Many years later, as Melissa and I traveled around visiting seminaries to find the one for me, we got to spend a weekend with Fr. Bob.  He worked as a chaplain at a mental hospital in D.C., and invited us to join him for their Sunday services.  I saw in him a deep love for the residents there, even while they may have spoken out of turn or been disruptive.  After the service, his face lit up with joy in talking with them.

This past spring, Bob joined with me in officiating at my father’s funeral.  Later that weekend, I watched him shower love on Noah and Olivia, taking us out to a restaurant special to my dad, and engaging them in conversation attentively and whole-heartedly.  Bob is a person who loves both much and well, and I know he would downplay these attributes in himself.  But as one watching for nearly 40 years, I can say with certainty that he loves like Christ; he is both circumspect and exemplary.

And I want to be cautious in using a priest as a primary example, because you might very well say, “Of course he loves well!  He wears a collar!” and think somehow that you are never going to match up.  But that is not the point at all.  We can also love like that.  We, too, can show abounding compassion that Paul prays the Philippian believers will have.
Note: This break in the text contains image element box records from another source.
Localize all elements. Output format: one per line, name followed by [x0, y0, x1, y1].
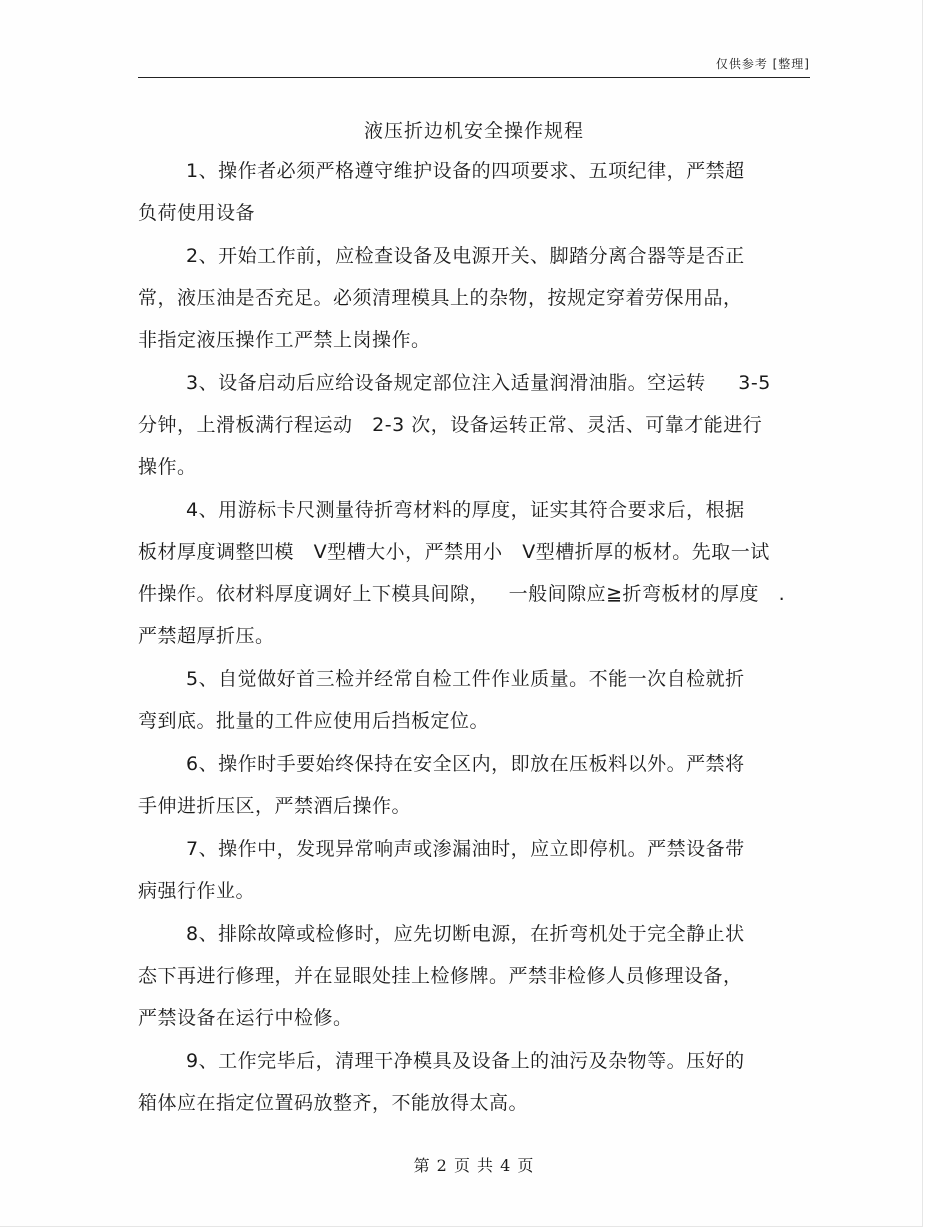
header-divider	[138, 77, 810, 78]
paragraph-line: 9、工作完毕后，清理干净模具及设备上的油污及杂物等。压好的	[186, 1050, 745, 1072]
paragraph-line: 1、操作者必须严格遵守维护设备的四项要求、五项纪律，严禁超	[186, 160, 745, 182]
header-note: 仅供参考 [整理]	[715, 57, 810, 71]
paragraph-line: 负荷使用设备	[138, 202, 256, 224]
document-title: 液压折边机安全操作规程	[363, 120, 584, 142]
paragraph	[138, 658, 810, 742]
paragraph-line: 严禁设备在运行中检修。	[138, 1007, 353, 1029]
paragraph	[138, 828, 810, 912]
paragraph-line: 分钟，上滑板满行程运动 2-3 次，设备运转正常、灵活、可靠才能进行	[138, 414, 763, 436]
paragraph-line: 2、开始工作前，应检查设备及电源开关、脚踏分离合器等是否正	[186, 245, 745, 267]
paragraph	[138, 235, 810, 361]
paragraph-line: 件操作。依材料厚度调好上下模具间隙， 一般间隙应≧折弯板材的厚度 .	[138, 583, 786, 605]
paragraph-line: 6、操作时手要始终保持在安全区内，即放在压板料以外。严禁将	[186, 753, 745, 775]
paragraph-line: 非指定液压操作工严禁上岗操作。	[138, 329, 431, 351]
paragraph	[138, 1040, 810, 1124]
paragraph	[138, 743, 810, 827]
paragraph-line: 弯到底。批量的工件应使用后挡板定位。	[138, 710, 490, 732]
paragraph-line: 5、自觉做好首三检并经常自检工件作业质量。不能一次自检就折	[186, 668, 745, 690]
page-indicator: 第 2 页 共 4 页	[413, 1156, 535, 1175]
paragraph-line: 箱体应在指定位置码放整齐，不能放得太高。	[138, 1092, 529, 1114]
paragraph-line: 8、排除故障或检修时，应先切断电源，在折弯机处于完全静止状	[186, 923, 745, 945]
document-body	[138, 150, 810, 1125]
paragraph-line: 手伸进折压区，严禁酒后操作。	[138, 795, 412, 817]
paragraph	[138, 150, 810, 234]
paragraph-line: 3、设备启动后应给设备规定部位注入适量润滑油脂。空运转 3-5	[186, 372, 771, 394]
paragraph	[138, 362, 810, 488]
paragraph-line: 病强行作业。	[138, 880, 256, 902]
paragraph	[138, 913, 810, 1039]
paragraph	[138, 489, 810, 657]
paragraph-line: 态下再进行修理，并在显眼处挂上检修牌。严禁非检修人员修理设备，	[138, 965, 743, 987]
paragraph-line: 常，液压油是否充足。必须清理模具上的杂物，按规定穿着劳保用品，	[138, 287, 743, 309]
paragraph-line: 4、用游标卡尺测量待折弯材料的厚度，证实其符合要求后，根据	[186, 499, 745, 521]
paragraph-line: 7、操作中，发现异常响声或渗漏油时，应立即停机。严禁设备带	[186, 838, 745, 860]
paragraph-line: 严禁超厚折压。	[138, 625, 275, 647]
paragraph-line: 操作。	[138, 456, 197, 478]
paragraph-line: 板材厚度调整凹模 V型槽大小，严禁用小 V型槽折厚的板材。先取一试	[138, 541, 770, 563]
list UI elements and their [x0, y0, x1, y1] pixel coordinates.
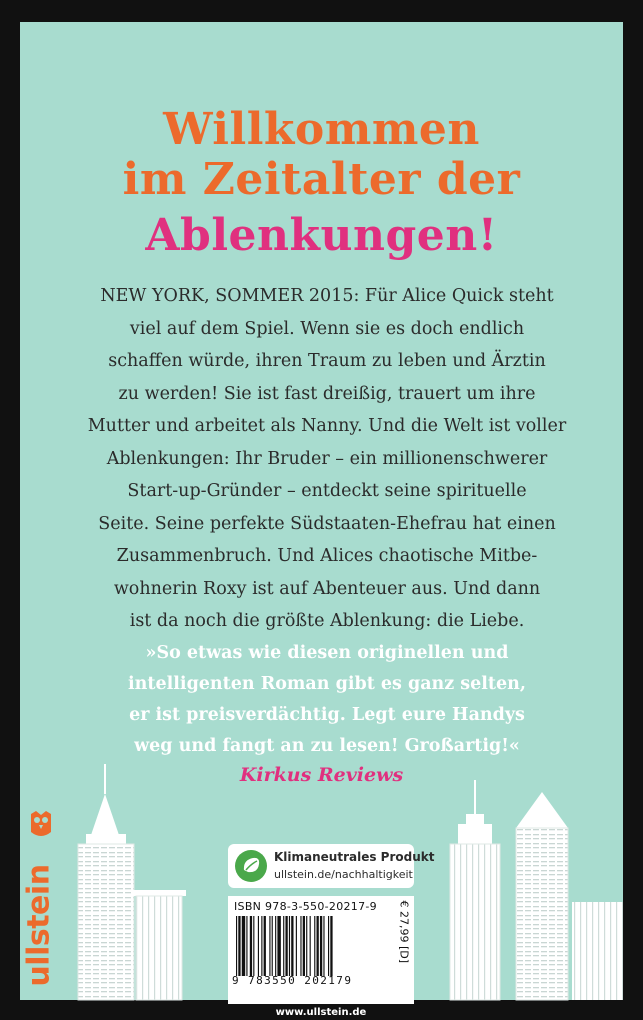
blurb-line: Start-up-Gründer – entdeckt seine spirituelle: [127, 481, 527, 501]
climate-url: ullstein.de/nachhaltigkeit: [274, 868, 413, 881]
headline-line-2: im Zeitalter der: [122, 154, 521, 205]
price-label: € 27,99 [D]: [397, 900, 411, 964]
isbn-text: ISBN 978-3-550-20217-9: [234, 900, 377, 913]
quote-line: weg und fangt an zu lesen! Großartig!«: [134, 736, 520, 756]
blurb-line: zu werden! Sie ist fast dreißig, trauert um ihre: [118, 383, 536, 404]
headline-line-3: Ablenkungen!: [145, 210, 498, 261]
publisher-name: ullstein: [21, 864, 57, 987]
review-quote: [90, 638, 564, 762]
blurb-line: wohnerin Roxy ist auf Abenteuer aus. Und dann: [113, 578, 541, 599]
blurb-line: Seite. Seine perfekte Südstaaten-Ehefrau hat einen: [98, 513, 556, 534]
climate-title: Klimaneutrales Produkt: [274, 850, 435, 864]
barcode: [228, 896, 414, 1004]
quote-line: er ist preisverdächtig. Legt eure Handys: [129, 705, 525, 725]
blurb-line: NEW YORK, SOMMER 2015: Für Alice Quick steht: [100, 286, 554, 306]
blurb-line: Mutter und arbeitet als Nanny. Und die Welt ist voller: [87, 416, 567, 436]
building-right-peak: [516, 792, 568, 1000]
headline-line-1: Willkommen: [163, 104, 480, 155]
blurb-line: Zusammenbruch. Und Alices chaotische Mitbe-: [116, 546, 538, 566]
barcode-digits: 9 783550 202179: [232, 974, 353, 987]
blurb-line: Ablenkungen: Ihr Bruder – ein millionenschwerer: [106, 448, 548, 469]
blurb-line: schaffen würde, ihren Traum zu leben und Ärztin: [108, 351, 546, 371]
quote-source: Kirkus Reviews: [239, 764, 404, 786]
quote-line: intelligenten Roman gibt es ganz selten,: [128, 674, 526, 694]
barcode-bars: [234, 916, 384, 976]
back-cover: [20, 22, 623, 1018]
publisher-website: www.ullstein.de: [228, 1006, 414, 1020]
recycle-leaf-icon: [233, 848, 269, 884]
blurb-line: viel auf dem Spiel. Wenn sie es doch endlich: [129, 318, 525, 339]
publisher-logo: [21, 852, 57, 992]
building-left-tower: [78, 764, 134, 1000]
building-left-block: [132, 890, 186, 1000]
owl-icon: [28, 810, 54, 840]
climate-neutral-badge: [228, 844, 435, 888]
building-right-tower: [450, 780, 500, 1000]
building-right-edge: [572, 902, 623, 1000]
blurb-line: ist da noch die größte Ablenkung: die Liebe.: [129, 611, 525, 631]
quote-line: »So etwas wie diesen originellen und: [145, 643, 509, 663]
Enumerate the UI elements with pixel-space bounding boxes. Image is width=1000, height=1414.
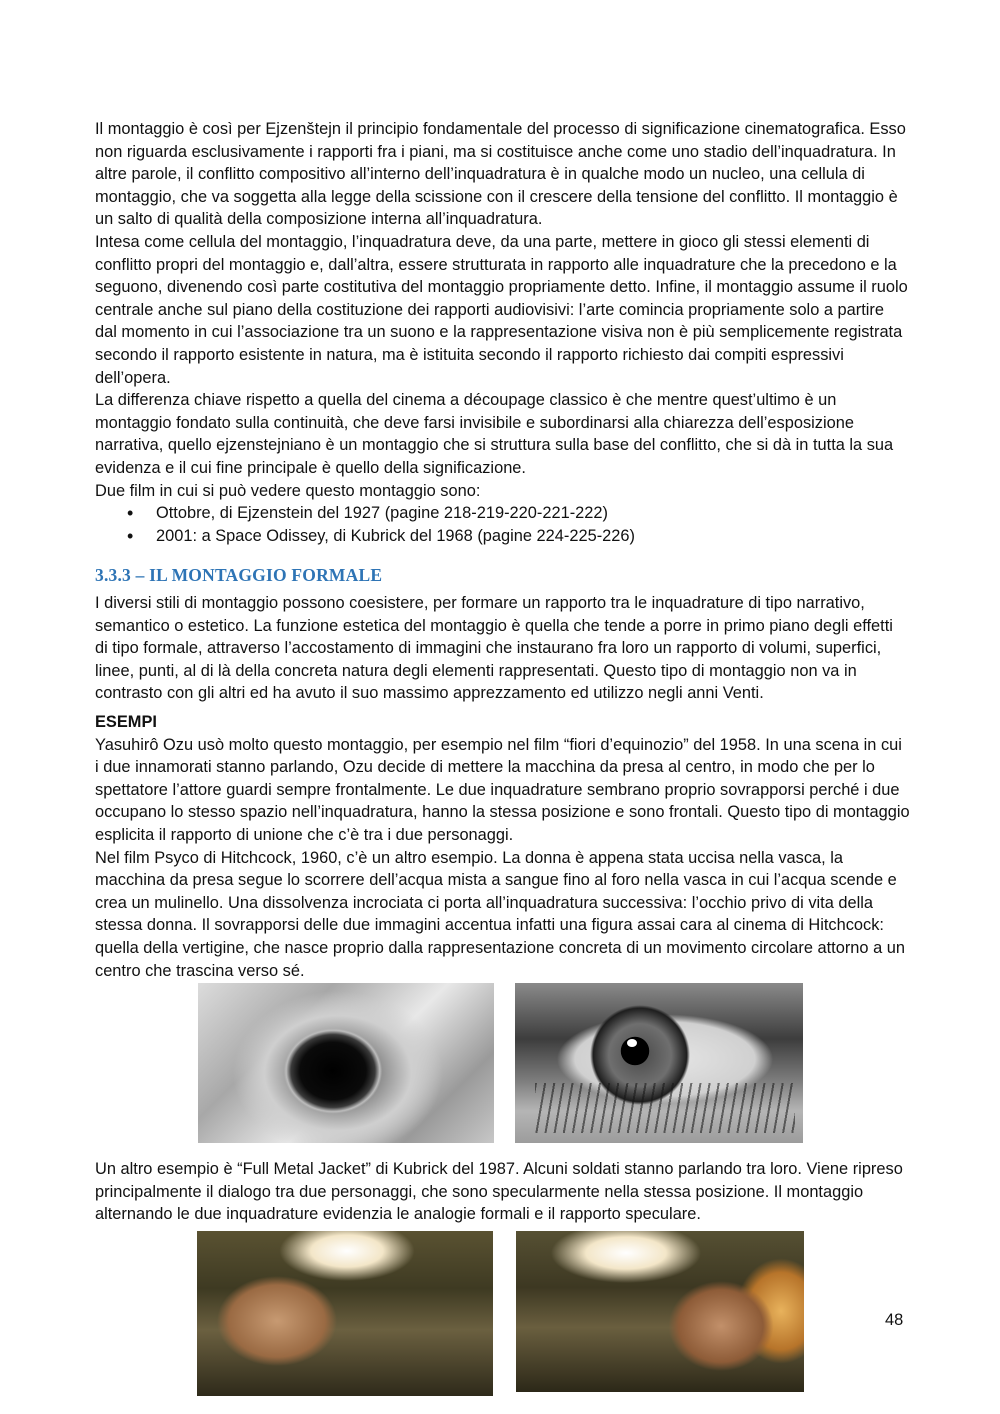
- list-item: • 2001: a Space Odissey, di Kubrick del 1968 (pagine 224-225-226): [95, 525, 910, 548]
- paragraph: Intesa come cellula del montaggio, l’inquadratura deve, da una parte, mettere in gioco gli stessi elementi di conflitto propri del montaggio e, dall’altra, essere strutturata in rapporto alle inquadrature che la precedono e la seguono, divenendo così parte costitutiva del montaggio propriamente detto. Infine, il montaggio assume il ruolo centrale anche sul piano della costituzione dei rapporti audiovisivi: l’arte comincia propriamente solo a partire dal momento in cui l’associazione tra un suono e la rappresentazione visiva non è più semplicemente registrata secondo il rapporto esistente in natura, ma è istituita secondo il rapporto richiesto dai compiti espressivi dell’opera.: [95, 232, 908, 387]
- list-item: • Ottobre, di Ejzenstein del 1927 (pagine 218-219-220-221-222): [95, 502, 910, 525]
- closing-text: [95, 1158, 910, 1226]
- examples-heading: ESEMPI: [95, 712, 157, 731]
- section-heading: 3.3.3 – IL MONTAGGIO FORMALE: [95, 565, 383, 585]
- paragraph: Un altro esempio è “Full Metal Jacket” di Kubrick del 1987. Alcuni soldati stanno parlando tra loro. Viene ripreso principalmente il dialogo tra due personaggi, che sono specularmente nella stessa posizione. Il montaggio alternando le due inquadrature evidenzia le analogie formali e il rapporto speculare.: [95, 1160, 903, 1224]
- page-number: 48: [885, 1311, 904, 1329]
- paragraph: Due film in cui si può vedere questo montaggio sono:: [95, 481, 481, 500]
- paragraph: Nel film Psyco di Hitchcock, 1960, c’è un altro esempio. La donna è appena stata uccisa nella vasca, la macchina da presa segue lo scorrere dell’acqua mista a sangue fino al foro nella vasca in cui l’acqua scende e crea un mulinello. Una dissolvenza incrociata ci porta all’inquadratura successiva: l’occhio privo di vita della stessa donna. Il sovrapporsi delle due immagini accentua infatti una figura assai cara al cinema di Hitchcock: quella della vertigine, che nasce proprio dalla rappresentazione concreta di un movimento circolare attorno a un centro che trascina verso sé.: [95, 848, 905, 980]
- intro-text: [95, 118, 910, 548]
- film-still-left: [197, 1231, 493, 1396]
- paragraph: Yasuhirô Ozu usò molto questo montaggio, per esempio nel film “fiori d’equinozio” del 1958. In una scena in cui i due innamorati stanno parlando, Ozu decide di mettere la macchina da presa al centro, in modo che per lo spettatore l’attore guardi sempre frontalmente. Le due inquadrature sembrano proprio sovrapporsi perché i due occupano lo stesso spazio nell’inquadratura, hanno la stessa posizione e sono frontali. Questo tipo di montaggio esplicita il rapporto di unione che c’è tra i due personaggi.: [95, 735, 910, 844]
- eye-image: [515, 983, 803, 1143]
- drain-image: [198, 983, 494, 1143]
- film-still-right: [516, 1231, 804, 1392]
- paragraph: I diversi stili di montaggio possono coesistere, per formare un rapporto tra le inquadrature di tipo narrativo, semantico o estetico. La funzione estetica del montaggio è quella che tende a porre in primo piano degli effetti di tipo formale, attraverso l’accostamento di immagini che instaurano fra loro un rapporto di volumi, superfici, linee, punti, al di là della concreta natura degli elementi rappresentati. Questo tipo di montaggio non va in contrasto con gli altri ed ha avuto il suo massimo apprezzamento ed utilizzo negli anni Venti.: [95, 594, 893, 703]
- film-list: [95, 502, 910, 548]
- paragraph: Il montaggio è così per Ejzenštejn il principio fondamentale del processo di significazione cinematografica. Esso non riguarda esclusivamente i rapporti fra i piani, ma si costituisce anche come uno stadio dell’inquadratura. In altre parole, il conflitto compositivo all’interno dell’inquadratura è in qualche modo un nucleo, una cellula di montaggio, che va soggetta alla legge della scissione con il crescere della tensione del conflitto. Il montaggio è un salto di qualità della composizione interna all’inquadratura.: [95, 120, 906, 229]
- section-text: [95, 592, 910, 982]
- paragraph: La differenza chiave rispetto a quella del cinema a découpage classico è che mentre quest’ultimo è un montaggio fondato sulla continuità, che deve farsi invisibile e subordinarsi alla chiarezza dell’esposizione narrativa, quello ejzenstejniano è un montaggio che si struttura sulla base del conflitto, che si dà in tutta la sua evidenza e il cui fine principale è quello della significazione.: [95, 391, 894, 477]
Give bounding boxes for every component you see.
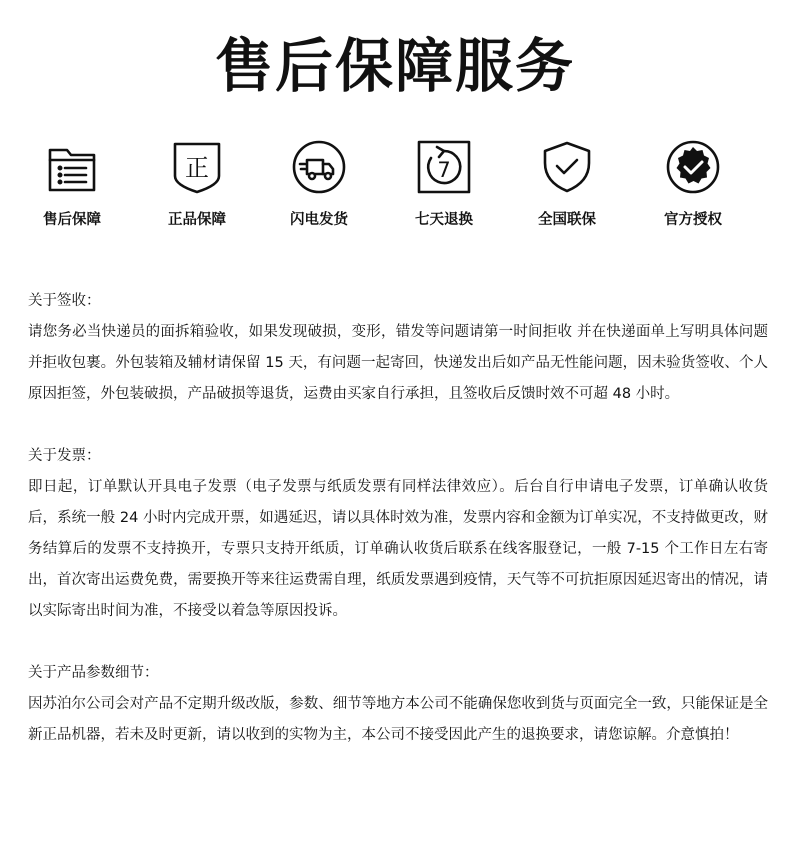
service-item-warranty xyxy=(512,138,622,229)
after-sales-label: 售后保障 xyxy=(43,212,101,228)
section-title: 关于发票： xyxy=(28,448,101,464)
seven-glyph: 7 xyxy=(437,158,451,182)
official-label: 官方授权 xyxy=(664,212,722,228)
section-product-details xyxy=(28,658,768,751)
section-body: 请您务必当快递员的面拆箱验收，如果发现破损，变形，错发等问题请第一时间拒收 并在快递面单上写明具体问题并拒收包裹。外包装箱及辅材请保留 15 天，有问题一起寄回，快递发出后如产品无性能问题，因未验货签收、个人原因拒签，外包装破损，产品破损等退货，运费由买家自行承担，且签收后反馈时效不可超 48 小时。 xyxy=(28,324,768,402)
service-item-official xyxy=(638,138,748,229)
service-item-return xyxy=(389,138,499,229)
seven-day-return-icon xyxy=(415,138,473,196)
policy-content xyxy=(28,286,768,782)
section-body: 即日起，订单默认开具电子发票（电子发票与纸质发票有同样法律效应）。后台自行申请电子发票，订单确认收货后，系统一般 24 小时内完成开票，如遇延迟，请以具体时效为准，发票内容和金额为订单实况，不支持做更改，财务结算后的发票不支持换开，专票只支持开纸质，订单确认收货后联系在线客服登记，一般 7-15 个工作日左右寄出，首次寄出运费免费，需要换开等来往运费需自理，纸质发票遇到疫情，天气等不可抗拒原因延迟寄出的情况，请以实际寄出时间为准，不接受以着急等原因投诉。 xyxy=(28,479,768,619)
section-invoice xyxy=(28,441,768,627)
service-item-genuine xyxy=(142,138,252,229)
section-signing xyxy=(28,286,768,410)
genuine-label: 正品保障 xyxy=(168,212,226,228)
service-item-after-sales xyxy=(17,138,127,229)
after-sales-icon xyxy=(43,138,101,196)
shield-check-icon xyxy=(538,138,596,196)
genuine-icon xyxy=(168,138,226,196)
genuine-glyph: 正 xyxy=(185,154,209,182)
service-icons-row xyxy=(0,138,790,238)
warranty-label: 全国联保 xyxy=(538,212,596,228)
section-title: 关于产品参数细节： xyxy=(28,665,159,681)
section-body: 因苏泊尔公司会对产品不定期升级改版，参数、细节等地方本公司不能确保您收到货与页面完全一致，只能保证是全新正品机器，若未及时更新，请以收到的实物为主，本公司不接受因此产生的退换要求，请您谅解。介意慎拍！ xyxy=(28,696,768,743)
page-title: 售后保障服务 xyxy=(214,32,575,100)
delivery-label: 闪电发货 xyxy=(290,212,348,228)
delivery-truck-icon xyxy=(290,138,348,196)
section-title: 关于签收： xyxy=(28,293,101,309)
official-badge-icon xyxy=(664,138,722,196)
return-label: 七天退换 xyxy=(415,212,473,228)
service-item-delivery xyxy=(264,138,374,229)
A year ago I encouraged you to give relational gifts for Christmas.  I think we’d all rather have memories and time with loved ones.  What we really want for Christmas is the relational aspect of the season, not a new toy or clothing article.  We want connectedness.  And I think this is true for our kids as well.  They want the time playing with someone else more than just a game they can play on their own (and I can speak with authority on this account).

I cannot tell you about many of the gifts I received during my childhood, but I remember that house I built with Fr. Bob.  In this first Advent and Christmas without both of my parents, what I remember most of them is the time we spent together not the pair of jeans or sweater they put under the tree.  What I’d ask for more of now is that time, the days spent together, loving both much and well.

You don’t need to be ordained to do that.  You just need to be someone willing risk living a life Jesus would be proud of.  Doing your best at loving and compassion, seeking forgiveness when you messed up, offer forgiveness rather than blame.  Putting meaning and flesh behind the phrase “I love you,” so that it conjures up a whole range of deep emotions and isn’t said flippantly.  Words like that become more important when they encompass the ways in which we love, the many actions that back up the compassion we fell.

May this time of preparation bring you ever closer to that pure and blameless life as you become enlivened to live as Christ did and love both much and well.  Amen.